In 1921-22, the Kreisliga Südmain was split into two groups of eight, increasing the number of tier-one clubs in the region to 16. The two league winners then played a final to determine the Südmain champion, which in turn advanced to a Main championship final against the Nordmain champion. The Hessen champion was not part of this series but rather played a Rhinehesse/Saar championship. This "watering down" of football in the region lasted for only one season, in 1922-23, the number of top clubs was reduced to eight clubs in a single division, with a Main final against the Nordmain champion once more.

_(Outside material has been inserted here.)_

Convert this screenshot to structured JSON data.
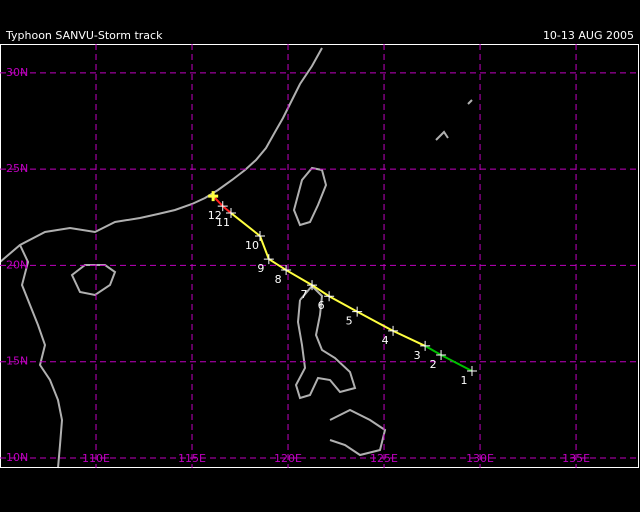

In 1923, a league reform which was decided upon in Darmstadt, Hesse, established the Southern German Bezirksligas which were to replace the Kreisligas. The best four teams each from the Südmain and Nordmain were admitted to the new Bezirksliga Main. The four clubs from Südmain were:
- Kickers Offenbach
- SC Bürgel
- Viktoria Aschaffenburg
- SpVgg Offenbach

==National success==
The clubs from the Kreisliga Südmain were not particularly successful in this era and none managed to qualify for the German championship.

===Main championship===
Played in 1922 and 1923, these were the finals:
- 1922:
  - Südmain final: VfL Neu-Isenburg - Union Niederrad 3-0 / 4-1
  - Main final: Germania 94 Frankfurt - VfL Neu-Isenburg 1-0 / 0-3 / 4-2
- 1923:
  - Main final: FSV Frankfurt - Kickers Offenbach 0-1 / 7-2 / 2-1

===Southern German championship===
Qualified teams and their success:
- 1920:
  - Kickers Offenbach, Group stage
- 1921:
  - Kickers Offenbach, Group stage
- 1922:
  - VfL Neu-Isenburg, not qualified
- 1923:
  - Kickers Offenbach, not qualified

==Winners and runners-up of the Kreisliga Südmain==

| Season | Champions | Runner-Up |
| 1919–20 | Kickers Offenbach | SC Bürgel |
| 1920–21 | Kickers Offenbach | SC Bürgel |
| 1921–22 | VfL Neu-Isenburg | Union Niederrad |
| 1922–23 | Kickers Offenbach | SC Bürgel |

==Placings in the Kreisliga Südmain 1919-23==

| Club | 1920 | 1921 | 1922 | 1923 |
|---|---|---|---|---|
| Kickers Offenbach | 1 | 1 | 2 | 1 |
| SC Bürgel | 2 | 2 |  | 2 |
| Viktoria Neu-Isenburg ^{2} | 3 | 4 |  |  |
| FV Offenbach | 4 | 6 | 4 |  |
| FV Neu-Isenburg ^{2} | 5 | 7 |  |  |
| Germania Bieber | 6 | 5 | 5 |  |
| VfR Offenbach ^{1} | 7 | 8 | 8 |  |
| Union Niederrad | 8 | 3 | 1 | 5 |
| BSC 99 Offenbach | 9 |  | 7 |  |
| Kickers Viktoria Mühlheim | 10 |  | 3 | 8 |
| FV Sprendlingen |  | 9 | 4 | 7 |
| TV Heusenstamm |  | 10 | 6 |  |
| VfL Neu-Isenburg ^{2} |  |  | 1 | 6 |
| TV Aschaffenburg-Damm |  |  | 5 |  |
| FC Egelsbach |  |  | 7 |  |
| Viktoria Aschaffenburg ^{3} |  |  | 3 | 3 |
| Union Wixhausen |  |  | 6 |  |
| Sachsenhausen 03 |  |  | 8 |  |
| SpVgg Offenbach |  |  |  | 4 |

- ^{1} Withdrew before or during the season.
- ^{2} FV and Viktoria merged in 1921 to form VfL Neu-Isenburg.
- ^{3} Viktoria moved from the Kreisliga Odenwald to the Kreisliga Nordmain in 1920 and then to the Kreisliga Südmain in 1921.